FIG. 2 is a plan view showing a second example of the embodiment of the sealed lead-acid battery according to the present invention.

FIG. 3A is a plan view showing a third example of the embodiment of the sealed lead-acid battery according to the present invention, and FIG.
It is a perspective view of the valve cylinder of an example.

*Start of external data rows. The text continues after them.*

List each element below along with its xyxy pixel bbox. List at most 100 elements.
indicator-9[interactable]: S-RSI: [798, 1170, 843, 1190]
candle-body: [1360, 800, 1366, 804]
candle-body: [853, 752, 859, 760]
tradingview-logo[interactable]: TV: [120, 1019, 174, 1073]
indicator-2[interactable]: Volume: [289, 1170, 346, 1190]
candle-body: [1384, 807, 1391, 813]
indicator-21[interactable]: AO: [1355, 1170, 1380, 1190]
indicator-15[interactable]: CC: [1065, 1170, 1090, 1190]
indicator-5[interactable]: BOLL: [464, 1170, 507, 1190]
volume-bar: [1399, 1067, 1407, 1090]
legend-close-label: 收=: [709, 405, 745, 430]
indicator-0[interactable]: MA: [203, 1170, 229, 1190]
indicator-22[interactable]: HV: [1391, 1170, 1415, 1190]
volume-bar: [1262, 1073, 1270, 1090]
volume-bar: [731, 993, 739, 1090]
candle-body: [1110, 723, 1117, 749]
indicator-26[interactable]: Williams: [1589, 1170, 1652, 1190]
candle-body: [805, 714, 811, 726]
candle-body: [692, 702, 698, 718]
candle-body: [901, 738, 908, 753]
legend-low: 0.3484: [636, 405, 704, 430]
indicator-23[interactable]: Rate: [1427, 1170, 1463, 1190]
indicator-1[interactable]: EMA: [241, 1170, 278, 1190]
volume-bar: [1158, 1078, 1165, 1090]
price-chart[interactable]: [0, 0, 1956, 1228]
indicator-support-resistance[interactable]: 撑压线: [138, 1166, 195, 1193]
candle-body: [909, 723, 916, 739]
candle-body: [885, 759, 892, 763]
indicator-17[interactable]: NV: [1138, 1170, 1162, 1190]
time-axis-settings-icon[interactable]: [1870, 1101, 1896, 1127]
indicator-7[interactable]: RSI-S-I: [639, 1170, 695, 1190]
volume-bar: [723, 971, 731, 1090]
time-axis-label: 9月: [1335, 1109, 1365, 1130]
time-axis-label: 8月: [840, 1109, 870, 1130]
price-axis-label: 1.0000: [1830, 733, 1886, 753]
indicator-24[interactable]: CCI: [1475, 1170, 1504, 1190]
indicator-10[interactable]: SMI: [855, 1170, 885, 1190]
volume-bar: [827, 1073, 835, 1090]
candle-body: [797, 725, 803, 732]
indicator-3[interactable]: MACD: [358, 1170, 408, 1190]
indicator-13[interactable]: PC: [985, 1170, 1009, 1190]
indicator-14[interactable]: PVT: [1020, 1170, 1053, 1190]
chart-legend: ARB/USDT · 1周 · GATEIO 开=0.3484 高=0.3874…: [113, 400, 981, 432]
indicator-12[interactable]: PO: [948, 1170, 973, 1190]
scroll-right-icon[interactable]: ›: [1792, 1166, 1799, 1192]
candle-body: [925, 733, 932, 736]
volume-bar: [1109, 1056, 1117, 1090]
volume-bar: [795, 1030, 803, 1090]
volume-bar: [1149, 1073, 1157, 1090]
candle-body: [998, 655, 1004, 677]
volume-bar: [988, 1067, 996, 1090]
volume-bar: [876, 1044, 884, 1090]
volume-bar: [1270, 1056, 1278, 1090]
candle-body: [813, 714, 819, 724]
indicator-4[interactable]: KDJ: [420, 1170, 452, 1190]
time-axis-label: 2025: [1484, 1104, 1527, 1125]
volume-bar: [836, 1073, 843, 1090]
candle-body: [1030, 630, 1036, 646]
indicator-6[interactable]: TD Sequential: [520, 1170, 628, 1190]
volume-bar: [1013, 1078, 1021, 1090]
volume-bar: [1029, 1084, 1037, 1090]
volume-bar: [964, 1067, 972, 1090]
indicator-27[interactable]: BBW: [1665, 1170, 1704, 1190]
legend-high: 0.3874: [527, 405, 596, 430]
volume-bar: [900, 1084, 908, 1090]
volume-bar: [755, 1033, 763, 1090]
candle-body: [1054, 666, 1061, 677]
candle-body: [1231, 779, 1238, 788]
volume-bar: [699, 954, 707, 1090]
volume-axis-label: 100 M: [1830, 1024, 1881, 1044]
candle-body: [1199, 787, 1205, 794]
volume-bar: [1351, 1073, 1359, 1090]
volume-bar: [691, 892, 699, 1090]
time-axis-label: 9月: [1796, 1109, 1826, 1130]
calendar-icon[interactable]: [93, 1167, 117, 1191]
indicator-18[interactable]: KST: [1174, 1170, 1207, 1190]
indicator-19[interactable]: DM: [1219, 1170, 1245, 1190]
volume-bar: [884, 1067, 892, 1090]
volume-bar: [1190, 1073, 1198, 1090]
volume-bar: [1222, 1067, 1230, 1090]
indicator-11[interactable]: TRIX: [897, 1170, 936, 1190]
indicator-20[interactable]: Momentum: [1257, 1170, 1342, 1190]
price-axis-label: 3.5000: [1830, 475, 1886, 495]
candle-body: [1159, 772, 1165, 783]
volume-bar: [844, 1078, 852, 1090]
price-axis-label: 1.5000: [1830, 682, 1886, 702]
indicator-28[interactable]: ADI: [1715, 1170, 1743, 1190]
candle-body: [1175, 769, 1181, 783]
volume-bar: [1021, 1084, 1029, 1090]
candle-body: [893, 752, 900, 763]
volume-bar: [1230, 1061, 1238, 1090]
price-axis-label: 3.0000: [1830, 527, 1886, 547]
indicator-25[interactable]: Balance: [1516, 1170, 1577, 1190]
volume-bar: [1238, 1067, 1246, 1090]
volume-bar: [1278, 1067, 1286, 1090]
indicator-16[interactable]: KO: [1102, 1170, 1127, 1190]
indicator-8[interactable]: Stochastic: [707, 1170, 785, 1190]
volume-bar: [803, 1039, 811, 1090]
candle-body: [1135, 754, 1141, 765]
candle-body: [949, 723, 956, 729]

FIG. 4A is a plan view of a conventional sealed lead-acid battery,
(B) is a sectional view taken along line BB of (A).

[Explanation of symbols]

 DESCRIPTION OF SYMBOLS 1 Battery case 2 Partition wall 3 Battery case room 4 Battery case inner lid 5 Safety valve 6 Concave part 7 Valve hole 8 Valve cylinder 9 Valve body 10 Battery case upper lid 11a, 11b Positive and negative terminal parts 12 Partition wall 13 Discharge cut-off part

Claims (4)

[Claims] 1. A sealed lead-acid battery in which a plurality of battery case chambers are formed by partitioning the inside of a battery case with partition walls, and a group of electrode plates is accommodated in each battery case room. A concave portion is provided in the inner lid of the tank so as to correspond to each of the battery chambers adjacent to the partition, and valve holes are respectively opened at the bottom of the concave portion so as to communicate with the battery chambers adjacent to the partition. A common valve cylinder surrounding the hole is erected from the bottom in the concave portion, and a partition wall extending from the partition wall and partitioning the valve cylinder is provided in the valve cylinder, and corresponds to each of the valve holes. A pressure relief notch is provided at the distal end of the valve cylinder, and a cap-shaped valve body is covered at the distal end of the valve cylinder so as to cover each of the pressure relief notches. The battery case upper lid is fixed to the entrance of the concave portion with the valve body sandwiched together with the tip of the valve cylinder. Sealed lead-acid battery to be. 2. The sealed lead-acid battery according to claim 1, wherein the safety valve is provided so as to straddle two adjacent battery case chambers. 3. The sealed lead-acid battery according to claim 1, wherein the safety valves are provided on different partition walls of each of the battery case chambers so that at least two safety valves are provided in one of the battery case chambers. 4. The sealed lead-acid battery according to claim 1, wherein the safety valve is provided across the four battery case chambers at the intersection of the partition walls.